加茂 憲紀編
そこにいたのは加茂先輩だった。
しゃがみ込む私を見ては、何をしているのか理解し難いというように首を傾げた。
「何をしている」
「えーと……探し物を」
「ならばそれは後回しにしろ。こちらが優先だ。君の術がかかった紙が廊下に、」
「そ、それを探してたんです!どこですか?」
彼は「言葉を遮るな」と眉を顰めつつ、教室を出て行き、私はそれについて行く。
廊下の床の隙間に挟まっているそれを見つけ、私は駆け出してそれを取り、良かった、と安堵する。
「拾わなかったのは正しい判断かも。教えてくれてありがとうございます」
「構わない。やはり地雷のような物だったか」
「いや、そんな大層なものではないですよ。人の心を動かす物というか……」
私の言葉に、彼はふむ、と顎に手を当て、私の手元にあるメモを見る。
「君の術式は人心を操れるのか、興味があるな」
「呪言に近いですよ」
「それを作ったということは、誰かを?」
加茂先輩はとても真面目だ。人心を操ると言っても、興味を持ってくれる。まぁ、私達はあまり術式の開示をしないから、余計に興味を惹くのかもしれないが。真面目な彼に悪戯心をくすぐられた。
「加茂先輩に」
「私?……私を操ってどうするつもりだ」
眉を顰め、低い声で圧を掛け、敵意を表してきた加茂先輩に、私は誤解されている、と慌てて弁解する。
「触れた人の本音を聞き出す呪いなので、人心を操るというのは少し違うというか……すみません」
どちらにせよ、これを作ったこと自体、褒められたことではない。反省しなければ、と思っていると、彼の警戒心は解けたようで、ホッと胸を撫で下ろす。
「君とはそれなりに本音で話をしていると思うが」
「そうですか……それは嬉しいですね」
まぁ、私に限らず、彼は誰にでもこういう態度だろう。少し冷たい、というよりは真面目で堅物だ。冗談は通じないタイプだったことを今思い出した。

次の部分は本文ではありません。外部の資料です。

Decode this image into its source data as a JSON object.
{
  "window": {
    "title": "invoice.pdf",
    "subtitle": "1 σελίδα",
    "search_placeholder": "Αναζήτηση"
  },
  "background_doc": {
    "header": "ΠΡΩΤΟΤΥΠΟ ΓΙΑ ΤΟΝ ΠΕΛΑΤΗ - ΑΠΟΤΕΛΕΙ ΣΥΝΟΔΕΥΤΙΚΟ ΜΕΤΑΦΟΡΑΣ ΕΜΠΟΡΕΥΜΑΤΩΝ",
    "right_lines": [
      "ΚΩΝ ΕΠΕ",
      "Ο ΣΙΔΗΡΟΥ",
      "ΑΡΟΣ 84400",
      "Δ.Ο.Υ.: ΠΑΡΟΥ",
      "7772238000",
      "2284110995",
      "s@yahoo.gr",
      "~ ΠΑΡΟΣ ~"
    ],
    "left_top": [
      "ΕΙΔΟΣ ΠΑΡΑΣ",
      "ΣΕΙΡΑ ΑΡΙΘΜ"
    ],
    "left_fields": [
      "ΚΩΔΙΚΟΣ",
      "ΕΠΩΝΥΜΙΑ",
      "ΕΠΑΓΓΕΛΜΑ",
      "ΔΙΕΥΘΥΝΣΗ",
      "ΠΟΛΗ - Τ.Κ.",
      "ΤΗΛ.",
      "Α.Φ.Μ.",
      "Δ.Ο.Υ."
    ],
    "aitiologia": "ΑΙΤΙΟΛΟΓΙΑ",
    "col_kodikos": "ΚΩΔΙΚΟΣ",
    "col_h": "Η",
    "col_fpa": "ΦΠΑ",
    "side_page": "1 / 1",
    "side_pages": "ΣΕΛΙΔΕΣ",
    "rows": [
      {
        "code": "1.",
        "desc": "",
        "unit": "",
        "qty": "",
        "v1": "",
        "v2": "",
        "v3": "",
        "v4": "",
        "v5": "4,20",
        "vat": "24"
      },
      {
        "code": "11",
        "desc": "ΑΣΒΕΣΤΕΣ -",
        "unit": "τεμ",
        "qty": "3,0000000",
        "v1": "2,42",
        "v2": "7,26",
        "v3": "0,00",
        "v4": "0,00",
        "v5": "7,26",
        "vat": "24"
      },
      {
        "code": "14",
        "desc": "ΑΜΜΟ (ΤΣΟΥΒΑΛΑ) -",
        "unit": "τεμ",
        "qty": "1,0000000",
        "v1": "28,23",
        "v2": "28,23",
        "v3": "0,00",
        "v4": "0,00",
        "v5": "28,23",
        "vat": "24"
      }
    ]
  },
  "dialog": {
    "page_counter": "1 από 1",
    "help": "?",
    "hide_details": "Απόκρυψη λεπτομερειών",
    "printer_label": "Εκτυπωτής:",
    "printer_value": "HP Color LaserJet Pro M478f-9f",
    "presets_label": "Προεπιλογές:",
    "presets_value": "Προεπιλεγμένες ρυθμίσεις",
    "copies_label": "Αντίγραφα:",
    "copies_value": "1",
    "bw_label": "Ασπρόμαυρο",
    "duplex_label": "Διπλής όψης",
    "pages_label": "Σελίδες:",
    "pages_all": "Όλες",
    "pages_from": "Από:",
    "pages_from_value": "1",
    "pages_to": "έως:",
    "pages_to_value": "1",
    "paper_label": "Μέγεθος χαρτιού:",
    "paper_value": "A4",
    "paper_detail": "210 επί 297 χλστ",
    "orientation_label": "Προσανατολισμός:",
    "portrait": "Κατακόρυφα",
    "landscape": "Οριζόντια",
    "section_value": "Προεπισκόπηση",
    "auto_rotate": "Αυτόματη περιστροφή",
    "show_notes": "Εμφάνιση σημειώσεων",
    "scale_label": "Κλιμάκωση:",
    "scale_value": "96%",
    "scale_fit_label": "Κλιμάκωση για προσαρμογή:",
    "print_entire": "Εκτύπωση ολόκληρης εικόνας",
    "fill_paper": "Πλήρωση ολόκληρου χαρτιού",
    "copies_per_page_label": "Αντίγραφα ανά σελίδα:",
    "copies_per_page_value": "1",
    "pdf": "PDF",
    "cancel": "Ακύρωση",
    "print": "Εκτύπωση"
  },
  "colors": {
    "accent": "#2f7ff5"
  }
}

加茂先輩はでもまぁ、と先程とは違った少し覇気のない声を発する。
「私の本音が聞きたいと思って書いたというのなら、それは嬉しいことだが……」
そう言った彼の頬は紅潮しており、私は見たこともない彼の表情にキュンと胸を打たれてしまった。それと同時に、私は揶揄い半分で言った言葉だった為、どういう返事をすればいいのか、と戸惑っていると、彼は動揺したように、私に背を向ける。
「私はこれから任務がある。くれぐれも、そういった類の物は落とさないように」
「は、はい……」
彼はそのまま去ってしまい、私は手元に残ったメモに視線を落とした後、気持ちがむしゃくしゃし、そのメモを破った。
「あぁ、もう……」
加茂先輩のあの嬉しそうな表情が暫く頭から離れず、ドキドキしてしまった。